A 293 T cells were transiently co-transfected with FLAG-tagged ARF-GEFs and HA-tagged DDR1. Co-immunoprecipitation of DDR1 by ARF-GEFs was shown. B 293 T cells were transiently co-transfected with FLAG-tagged PSD4 and HA-tagged DDR1 and co-immunoprecipitation assays were performed. C 293 T cells were transiently co-transfected with FLAG-tagged PSD4 and HA-tagged ARF6 and co-immunoprecipitation assays were performed. D Confocal assays were shown to observe the co-localization of exogenously expressed PSD4 and DDR1 or ARF6 in 293 T cells (Scale bar 15 μm). E 293 T cells were transiently co-transfected with FLAG-tagged PSD4 and HA-tagged ARF6 with or without MYC-tagged DDR1. Co-immunoprecipitation of ARF6 by PSD4 was shown.

Fig. 7. PSD4 plays a prometastatic role in HCC progress in vitro and in vivo.

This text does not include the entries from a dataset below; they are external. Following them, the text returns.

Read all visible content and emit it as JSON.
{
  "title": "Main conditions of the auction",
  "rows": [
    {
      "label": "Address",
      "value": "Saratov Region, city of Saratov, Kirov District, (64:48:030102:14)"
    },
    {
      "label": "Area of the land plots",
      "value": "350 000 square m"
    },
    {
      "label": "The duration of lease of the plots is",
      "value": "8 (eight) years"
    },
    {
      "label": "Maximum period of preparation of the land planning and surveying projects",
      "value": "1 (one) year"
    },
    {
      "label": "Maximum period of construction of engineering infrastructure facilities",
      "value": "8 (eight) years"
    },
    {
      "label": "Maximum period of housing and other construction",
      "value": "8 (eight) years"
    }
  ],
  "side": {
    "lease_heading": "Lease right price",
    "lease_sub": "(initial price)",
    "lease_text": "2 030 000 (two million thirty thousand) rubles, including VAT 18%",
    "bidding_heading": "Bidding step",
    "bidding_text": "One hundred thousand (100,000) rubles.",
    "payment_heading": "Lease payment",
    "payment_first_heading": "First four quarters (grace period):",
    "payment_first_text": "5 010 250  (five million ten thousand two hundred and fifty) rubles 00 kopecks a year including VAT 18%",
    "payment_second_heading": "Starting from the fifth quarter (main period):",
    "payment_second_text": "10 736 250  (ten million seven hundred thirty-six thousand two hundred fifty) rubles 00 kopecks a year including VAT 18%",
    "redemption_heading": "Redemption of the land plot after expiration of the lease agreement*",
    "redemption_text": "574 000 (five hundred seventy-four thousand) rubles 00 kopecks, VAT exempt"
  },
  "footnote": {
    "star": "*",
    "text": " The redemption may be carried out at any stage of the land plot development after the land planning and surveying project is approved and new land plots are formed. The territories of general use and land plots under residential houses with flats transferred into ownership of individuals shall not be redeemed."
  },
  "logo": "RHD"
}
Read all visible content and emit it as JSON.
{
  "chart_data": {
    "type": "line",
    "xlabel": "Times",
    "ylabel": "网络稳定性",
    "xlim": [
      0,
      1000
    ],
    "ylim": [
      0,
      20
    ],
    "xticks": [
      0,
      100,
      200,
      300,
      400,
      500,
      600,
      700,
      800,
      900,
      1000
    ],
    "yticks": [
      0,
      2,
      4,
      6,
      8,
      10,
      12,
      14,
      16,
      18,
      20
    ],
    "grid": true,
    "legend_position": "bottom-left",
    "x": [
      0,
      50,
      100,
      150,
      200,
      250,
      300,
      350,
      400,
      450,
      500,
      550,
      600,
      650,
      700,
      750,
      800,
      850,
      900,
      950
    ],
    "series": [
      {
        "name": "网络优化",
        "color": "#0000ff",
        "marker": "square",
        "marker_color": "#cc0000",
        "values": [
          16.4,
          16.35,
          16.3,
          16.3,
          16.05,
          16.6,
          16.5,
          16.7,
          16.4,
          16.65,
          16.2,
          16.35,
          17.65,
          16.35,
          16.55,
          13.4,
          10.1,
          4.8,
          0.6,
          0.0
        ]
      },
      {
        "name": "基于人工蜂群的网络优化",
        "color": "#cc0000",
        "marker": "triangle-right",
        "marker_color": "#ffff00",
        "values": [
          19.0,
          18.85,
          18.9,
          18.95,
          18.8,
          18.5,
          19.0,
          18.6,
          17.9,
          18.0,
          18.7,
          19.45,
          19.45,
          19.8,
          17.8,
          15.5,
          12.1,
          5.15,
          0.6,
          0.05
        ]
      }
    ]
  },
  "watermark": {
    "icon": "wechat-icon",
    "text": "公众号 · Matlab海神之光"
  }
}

A Immunohistochemical staining (IHC) and expression scoring of PSD4 was performed in 169 HCC tissues. Representative pictures were shown (scale bar: 200 μm). B Spearman correlation analysis between PSD4 and DDR1 expression. N = 169 (right panel). C, D Kaplan–Meier analysis was used to illustrate the correlation between PSD4 expression and overall survival or disease-free survival of HCC patients. The cutoff for determining low or high PSD4 expression was the median value. E Analysis of the activation level of ARF6 in indicated SK-Hep1 and HLF cells. F, H Lung metastasis from nude mice injected with SK-Hep1 and HLF cells by tail veins from both groups killed at 8 weeks, was measured by bioluminescent imaging (BLI), representative images of lung tissue sections, and number of lung metastatic foci in both groups. G, I Representative hematoxylin and eosin staining of lung tissue sections, and incidence of lung metastasis in both groups of BALB/c (nu/nu) mice. J Analysis of the activation level of ARF6 in indicated Hep3B cells with collagen I. K Proposed oncogenic DDR1/PSD4/ARF6 signaling pathway in HCC metastasis. *P < 0.05, **P < 0.01, ***P < 0.001; ^#P < 0.05^{, ##}P < 0.01, ^###P < 0.001: the scramble group compared with the shPSD4#3 group.